It’s not often you can go shopping and feel genuinely good about your purchases, but Woodbury native Joy McBrien has created that with Fair Anita, a public benefit corporation that supports women throughout the world who have experienced sexual or domestic violence.
The idea came to her after her own trauma. As a high school senior, McBrien was raped. “And I didn’t talk to anyone about it. I didn’t know how to process it.” So she started doing research seven or eight years ago and at that time, she says, “I learned that Peru has the highest reported rate of domestic violence in the world, at 70 percent of women reporting domestic violence.” Meaning, the rate of actual violence is much higher. “I knew that I needed to take action on the issue in order to heal,” she says.
So she started school at the Carlson School of Business at the University of Minnesota, and after her freshman year spent a summer in Chimbote, Peru, working with a nonprofit to build the city’s first battered women’s shelter. McBrien ended up spending three summers there, and became close with her host mom, Ana, or Anita, as the community referred to her. Anita was the social worker in the community, and during the summers of 2009, ’10 and ’12, McBrien joined her to interview “hundreds, if not thousands, of women, who experienced sexual or domestic violence.”
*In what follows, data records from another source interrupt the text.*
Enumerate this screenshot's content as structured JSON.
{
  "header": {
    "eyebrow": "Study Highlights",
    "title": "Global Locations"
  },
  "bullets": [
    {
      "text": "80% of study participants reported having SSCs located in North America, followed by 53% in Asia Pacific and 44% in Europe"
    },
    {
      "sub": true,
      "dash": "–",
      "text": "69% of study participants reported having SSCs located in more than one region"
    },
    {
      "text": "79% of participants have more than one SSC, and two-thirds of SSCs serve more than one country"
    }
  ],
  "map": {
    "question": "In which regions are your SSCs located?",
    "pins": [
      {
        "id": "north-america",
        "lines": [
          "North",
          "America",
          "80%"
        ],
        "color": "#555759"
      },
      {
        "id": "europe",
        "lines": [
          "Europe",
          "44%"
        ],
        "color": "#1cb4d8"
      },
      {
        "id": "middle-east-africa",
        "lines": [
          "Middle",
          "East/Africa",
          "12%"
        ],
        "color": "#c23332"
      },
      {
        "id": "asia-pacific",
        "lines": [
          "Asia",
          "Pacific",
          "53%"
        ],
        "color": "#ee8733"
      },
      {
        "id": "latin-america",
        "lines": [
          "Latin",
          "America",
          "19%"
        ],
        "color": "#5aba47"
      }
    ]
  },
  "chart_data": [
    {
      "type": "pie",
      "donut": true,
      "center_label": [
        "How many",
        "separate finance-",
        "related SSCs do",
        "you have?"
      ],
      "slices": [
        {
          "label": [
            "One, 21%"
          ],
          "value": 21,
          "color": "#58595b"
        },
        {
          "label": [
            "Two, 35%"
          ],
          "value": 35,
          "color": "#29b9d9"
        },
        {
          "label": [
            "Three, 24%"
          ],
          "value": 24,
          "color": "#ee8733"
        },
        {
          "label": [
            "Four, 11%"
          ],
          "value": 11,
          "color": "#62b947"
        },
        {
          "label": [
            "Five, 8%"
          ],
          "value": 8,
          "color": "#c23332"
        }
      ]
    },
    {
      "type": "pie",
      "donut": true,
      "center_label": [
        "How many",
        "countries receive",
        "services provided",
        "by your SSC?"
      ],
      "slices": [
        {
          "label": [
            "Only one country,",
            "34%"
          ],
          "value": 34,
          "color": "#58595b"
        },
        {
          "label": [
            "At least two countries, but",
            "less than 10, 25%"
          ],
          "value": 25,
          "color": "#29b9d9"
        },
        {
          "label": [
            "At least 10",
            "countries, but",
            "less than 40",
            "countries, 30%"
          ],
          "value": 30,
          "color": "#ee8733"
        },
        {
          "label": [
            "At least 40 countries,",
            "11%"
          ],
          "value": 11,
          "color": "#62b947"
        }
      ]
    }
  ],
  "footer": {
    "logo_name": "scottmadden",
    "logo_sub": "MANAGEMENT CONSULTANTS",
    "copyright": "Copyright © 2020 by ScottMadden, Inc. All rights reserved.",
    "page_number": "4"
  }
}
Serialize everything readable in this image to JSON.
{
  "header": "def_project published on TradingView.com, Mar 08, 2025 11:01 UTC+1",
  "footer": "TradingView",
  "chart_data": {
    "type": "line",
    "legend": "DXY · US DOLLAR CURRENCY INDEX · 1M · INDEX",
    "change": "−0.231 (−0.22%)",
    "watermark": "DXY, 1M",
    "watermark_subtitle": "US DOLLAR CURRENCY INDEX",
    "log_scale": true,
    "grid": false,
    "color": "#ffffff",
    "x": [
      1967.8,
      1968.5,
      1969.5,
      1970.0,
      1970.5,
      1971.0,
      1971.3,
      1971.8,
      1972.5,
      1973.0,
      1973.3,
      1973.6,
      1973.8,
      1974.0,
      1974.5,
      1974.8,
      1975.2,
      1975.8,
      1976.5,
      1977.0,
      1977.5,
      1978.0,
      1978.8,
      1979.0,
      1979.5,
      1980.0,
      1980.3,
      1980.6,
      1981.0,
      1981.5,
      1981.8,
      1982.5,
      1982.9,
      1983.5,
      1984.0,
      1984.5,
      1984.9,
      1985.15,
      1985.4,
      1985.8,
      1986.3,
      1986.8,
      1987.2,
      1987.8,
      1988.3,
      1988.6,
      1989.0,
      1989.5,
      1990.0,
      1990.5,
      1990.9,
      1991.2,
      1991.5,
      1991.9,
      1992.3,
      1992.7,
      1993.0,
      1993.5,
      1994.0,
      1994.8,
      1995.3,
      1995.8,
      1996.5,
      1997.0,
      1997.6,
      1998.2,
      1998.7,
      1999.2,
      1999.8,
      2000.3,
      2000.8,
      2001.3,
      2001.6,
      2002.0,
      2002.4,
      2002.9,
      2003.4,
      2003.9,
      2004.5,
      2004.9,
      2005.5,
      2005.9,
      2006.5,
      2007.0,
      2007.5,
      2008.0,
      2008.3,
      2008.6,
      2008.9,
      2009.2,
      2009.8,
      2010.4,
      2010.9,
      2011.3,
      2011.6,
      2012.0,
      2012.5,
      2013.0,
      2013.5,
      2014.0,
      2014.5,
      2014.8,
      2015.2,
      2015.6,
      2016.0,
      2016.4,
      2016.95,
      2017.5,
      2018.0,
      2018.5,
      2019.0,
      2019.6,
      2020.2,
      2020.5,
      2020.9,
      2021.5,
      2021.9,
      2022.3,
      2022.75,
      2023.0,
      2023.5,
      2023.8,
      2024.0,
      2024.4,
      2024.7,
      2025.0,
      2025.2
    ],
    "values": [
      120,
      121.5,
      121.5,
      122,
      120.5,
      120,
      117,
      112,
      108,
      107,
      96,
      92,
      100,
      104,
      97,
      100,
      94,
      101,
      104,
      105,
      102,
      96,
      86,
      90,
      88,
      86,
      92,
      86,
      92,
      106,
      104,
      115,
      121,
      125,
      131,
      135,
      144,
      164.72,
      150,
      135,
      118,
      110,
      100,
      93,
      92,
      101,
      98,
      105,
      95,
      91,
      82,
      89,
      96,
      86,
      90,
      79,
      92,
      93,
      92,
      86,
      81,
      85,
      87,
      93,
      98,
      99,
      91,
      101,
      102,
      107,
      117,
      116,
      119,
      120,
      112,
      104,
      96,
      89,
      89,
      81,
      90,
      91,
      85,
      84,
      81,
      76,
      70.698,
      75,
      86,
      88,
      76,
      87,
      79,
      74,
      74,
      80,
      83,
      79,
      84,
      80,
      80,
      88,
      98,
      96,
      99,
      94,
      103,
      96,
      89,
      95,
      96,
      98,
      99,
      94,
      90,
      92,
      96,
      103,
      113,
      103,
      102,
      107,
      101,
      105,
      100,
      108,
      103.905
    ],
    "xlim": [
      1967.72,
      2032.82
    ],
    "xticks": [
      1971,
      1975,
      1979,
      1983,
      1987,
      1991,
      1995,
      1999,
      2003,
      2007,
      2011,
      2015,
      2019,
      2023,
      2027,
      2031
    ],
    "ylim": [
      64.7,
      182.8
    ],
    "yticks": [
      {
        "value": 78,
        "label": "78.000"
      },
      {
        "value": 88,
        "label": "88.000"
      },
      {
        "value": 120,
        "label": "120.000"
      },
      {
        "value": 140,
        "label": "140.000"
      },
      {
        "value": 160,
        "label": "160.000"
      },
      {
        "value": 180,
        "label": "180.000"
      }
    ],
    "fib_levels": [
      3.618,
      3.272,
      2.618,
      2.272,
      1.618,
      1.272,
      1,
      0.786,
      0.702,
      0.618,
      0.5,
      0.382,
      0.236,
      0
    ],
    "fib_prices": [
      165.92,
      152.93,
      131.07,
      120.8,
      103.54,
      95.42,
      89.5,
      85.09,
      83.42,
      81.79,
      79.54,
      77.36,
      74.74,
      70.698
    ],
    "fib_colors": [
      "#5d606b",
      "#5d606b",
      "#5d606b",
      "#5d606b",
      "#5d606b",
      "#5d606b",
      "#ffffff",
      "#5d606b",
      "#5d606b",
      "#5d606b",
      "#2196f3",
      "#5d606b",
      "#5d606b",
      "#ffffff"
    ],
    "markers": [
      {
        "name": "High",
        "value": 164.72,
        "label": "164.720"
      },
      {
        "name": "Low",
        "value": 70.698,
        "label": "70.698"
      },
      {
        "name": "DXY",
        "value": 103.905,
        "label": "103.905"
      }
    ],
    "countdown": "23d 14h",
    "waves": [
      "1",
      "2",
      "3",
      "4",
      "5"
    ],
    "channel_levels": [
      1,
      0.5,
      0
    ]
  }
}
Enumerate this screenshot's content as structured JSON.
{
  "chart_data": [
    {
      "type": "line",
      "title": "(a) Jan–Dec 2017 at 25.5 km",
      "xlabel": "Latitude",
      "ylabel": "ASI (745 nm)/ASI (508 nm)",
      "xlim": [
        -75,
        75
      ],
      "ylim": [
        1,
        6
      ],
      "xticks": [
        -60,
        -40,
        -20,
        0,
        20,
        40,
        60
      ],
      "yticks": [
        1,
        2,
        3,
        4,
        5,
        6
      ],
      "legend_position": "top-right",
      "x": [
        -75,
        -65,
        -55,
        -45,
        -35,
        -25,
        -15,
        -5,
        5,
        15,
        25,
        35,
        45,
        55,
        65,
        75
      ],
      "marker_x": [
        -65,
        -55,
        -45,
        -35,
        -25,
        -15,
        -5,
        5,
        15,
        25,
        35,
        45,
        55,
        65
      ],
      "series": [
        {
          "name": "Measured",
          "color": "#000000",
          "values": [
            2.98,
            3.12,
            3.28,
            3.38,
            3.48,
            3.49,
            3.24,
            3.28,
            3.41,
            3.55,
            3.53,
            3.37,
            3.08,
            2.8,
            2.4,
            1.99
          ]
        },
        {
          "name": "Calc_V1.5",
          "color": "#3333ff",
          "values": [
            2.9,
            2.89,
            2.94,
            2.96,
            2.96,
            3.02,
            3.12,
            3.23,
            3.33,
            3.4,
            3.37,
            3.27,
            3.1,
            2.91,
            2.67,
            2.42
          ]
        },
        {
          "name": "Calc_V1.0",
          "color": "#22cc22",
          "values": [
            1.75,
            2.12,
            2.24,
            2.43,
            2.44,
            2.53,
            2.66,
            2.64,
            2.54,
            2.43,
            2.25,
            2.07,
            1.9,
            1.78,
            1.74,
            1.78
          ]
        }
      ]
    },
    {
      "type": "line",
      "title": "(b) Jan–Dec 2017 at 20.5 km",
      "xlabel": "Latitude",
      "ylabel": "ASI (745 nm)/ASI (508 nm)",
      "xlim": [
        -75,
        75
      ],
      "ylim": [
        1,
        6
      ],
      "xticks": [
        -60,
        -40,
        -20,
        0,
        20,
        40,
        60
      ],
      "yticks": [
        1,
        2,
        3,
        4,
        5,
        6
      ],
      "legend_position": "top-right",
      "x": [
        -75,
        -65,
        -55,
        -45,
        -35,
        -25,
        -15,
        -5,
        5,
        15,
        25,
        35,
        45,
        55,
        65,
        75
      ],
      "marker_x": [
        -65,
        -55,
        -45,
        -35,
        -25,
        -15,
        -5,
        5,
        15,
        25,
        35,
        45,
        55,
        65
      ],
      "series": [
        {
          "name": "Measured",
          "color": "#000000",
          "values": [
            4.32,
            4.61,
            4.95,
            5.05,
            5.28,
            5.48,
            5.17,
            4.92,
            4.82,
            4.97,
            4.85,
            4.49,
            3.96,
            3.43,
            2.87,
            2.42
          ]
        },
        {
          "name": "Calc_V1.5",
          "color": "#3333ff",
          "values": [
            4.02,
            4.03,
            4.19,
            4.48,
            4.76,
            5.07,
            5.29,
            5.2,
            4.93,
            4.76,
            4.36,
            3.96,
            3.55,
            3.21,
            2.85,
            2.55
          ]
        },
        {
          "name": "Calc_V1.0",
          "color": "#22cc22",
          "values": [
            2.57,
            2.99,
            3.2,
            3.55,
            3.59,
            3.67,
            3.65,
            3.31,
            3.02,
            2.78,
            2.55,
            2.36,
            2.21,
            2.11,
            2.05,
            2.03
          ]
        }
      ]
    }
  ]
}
“Through that process I learned that financial insecurity is the number one reason women stay in abusive relationships,” McBrien says. “In Chimbote, 80 percent of people are unemployed. So almost all women are unemployed.”
McBrien started traveling more, exploring what violence against women looked like in different cultures. It was then that an idea formed. In every city she visited, women would hand her their handmade jewelry, bags and more, and ask her to sell it for them in the U.S. “Eventually, after enough women asked me, I got it through my thick Western skull like, ‘Ok, let’s figure this out.’”
Fair Anita was launched in January 2014, and features jewelry, clothing and other accessories made by women across the world. “I do most of the design work, and then they’re making it,” McBrien says. “Everything is fair trade,” which means it follows rules such as fair wages, good working conditions, environmentally friendly and more.
“We work with women in 16 countries,” she says, in South America, Africa, Central America and Asia. And what makes Fair Anita products different from other Fair Trade jewelry and accessories is accessibility. As a 20-something, McBrien would want to buy Fair Trade items, but either would find “Fair Trade stuff that I liked but was crazy expensive,” or simply wasn’t the style for a young adult. “So a lot of our products are mainstream.”
One of the most popular collections is the India Collection, which features items like the Dark Drama beaded necklace with leather, for $24, and the Izzy triangle stud earrings in various colors for just $12. The women who make these items are paid three times the minimum wage offered in their own countries; they are also given health insurance, welfare assistance for extended family and educational scholarships for themselves and their children.
Another popular collection is from Ethiopia, which features beads made from bullet casings ($16). The women, who have HIV/AIDS or fistula (caused by genital mutilation), are “going out, collecting the bullet casings from the Ethiopian-Eritrean war; they melt them down, make the beads, then make the jewelry,” McBrien says.
“Our goal is to just sell as many products as possible, so as many women as possible have these jobs,” McBrien says. While they have undergone trauma and abuse, “These women are crazy talented, they’re so creative, and they’re leaders in their community.”